Microsecond rotational dynamics of F-actin in ActoS1 filaments during ATP hydrolysis.

Rabbit skeletal muscle F-actin labeled at Cys374 with the triplet probe erythrosin-5-iodoacetamide had a steady-state phosphorescence anisotropy (rp) of 0.090 +/- 0.005 at 20 degrees C in 100 mM KCl, pH 7.0, buffer. Titration with skeletal muscle S1 fragment increased rp to 0.138 +/- 0.006 at a mole ratio of 1:1. In the presence of ATP, the anisotropy of the actoS1 complex initially decreased to 0.050 +/- 0.005, a value significantly smaller than the anisotropy of pure F-actin; rp subsequently increased to 0.126 +/- 0.002. The time course of the increase matched that expected from the measured actin-activated ATPase of S1. The plateau value at long time, 0.126, was identical to that of actoS1 in the presence of exogenous ADP or ADP plus phosphate.

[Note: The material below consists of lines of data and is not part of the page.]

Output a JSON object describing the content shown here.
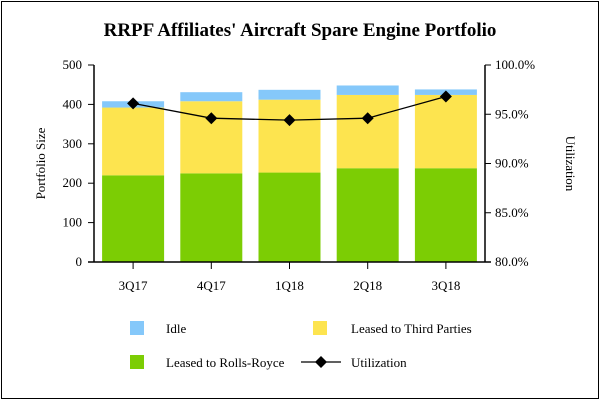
{
  "chart_data": {
    "type": "bar",
    "stacked": true,
    "title": "RRPF Affiliates' Aircraft Spare Engine Portfolio",
    "xlabel": "",
    "ylabel": "Portfolio Size",
    "y2label": "Utilization",
    "ylim": [
      0,
      500
    ],
    "y2lim": [
      80,
      100
    ],
    "yticks": [
      "0",
      "100",
      "200",
      "300",
      "400",
      "500"
    ],
    "y2ticks": [
      "80.0%",
      "85.0%",
      "90.0%",
      "95.0%",
      "100.0%"
    ],
    "categories": [
      "3Q17",
      "4Q17",
      "1Q18",
      "2Q18",
      "3Q18"
    ],
    "series": [
      {
        "name": "Leased to Rolls-Royce",
        "color": "#7ccd04",
        "values": [
          220,
          225,
          227,
          238,
          238
        ]
      },
      {
        "name": "Leased to Third Parties",
        "color": "#fde44f",
        "values": [
          172,
          183,
          185,
          186,
          186
        ]
      },
      {
        "name": "Idle",
        "color": "#85c8fa",
        "values": [
          16,
          23,
          25,
          24,
          14
        ]
      }
    ],
    "line_series": {
      "name": "Utilization",
      "axis": "right",
      "color": "#000000",
      "marker": "diamond",
      "values": [
        96.1,
        94.6,
        94.4,
        94.6,
        96.8
      ]
    },
    "grid": false,
    "legend_placement": "bottom",
    "legend_order": [
      "Idle",
      "Leased to Third Parties",
      "Leased to Rolls-Royce",
      "Utilization"
    ]
  }
}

Characterization of the spectroscopic properties of the erythrosin probe indicated that the changes in rp were not due to changes in fast probe motions on the surface of the filament or the phosphorescence emission lifetime, or in the orientation of the probe on the surface of F-actin, suggesting that they reflect large-scale changes in the microsecond rotational dynamics of actin. ATP hydrolysis by actoS1 thus appeared to induce rotational motions of or within F-actin on the phosphorescence time scale (approximately 300 microseconds). Although the precise physical origin of the induced rotational motions is unknown, this study provides direct evidence that large-scale conformational fluctuations of the actin filament are associated with the force-generating event in actomyosin.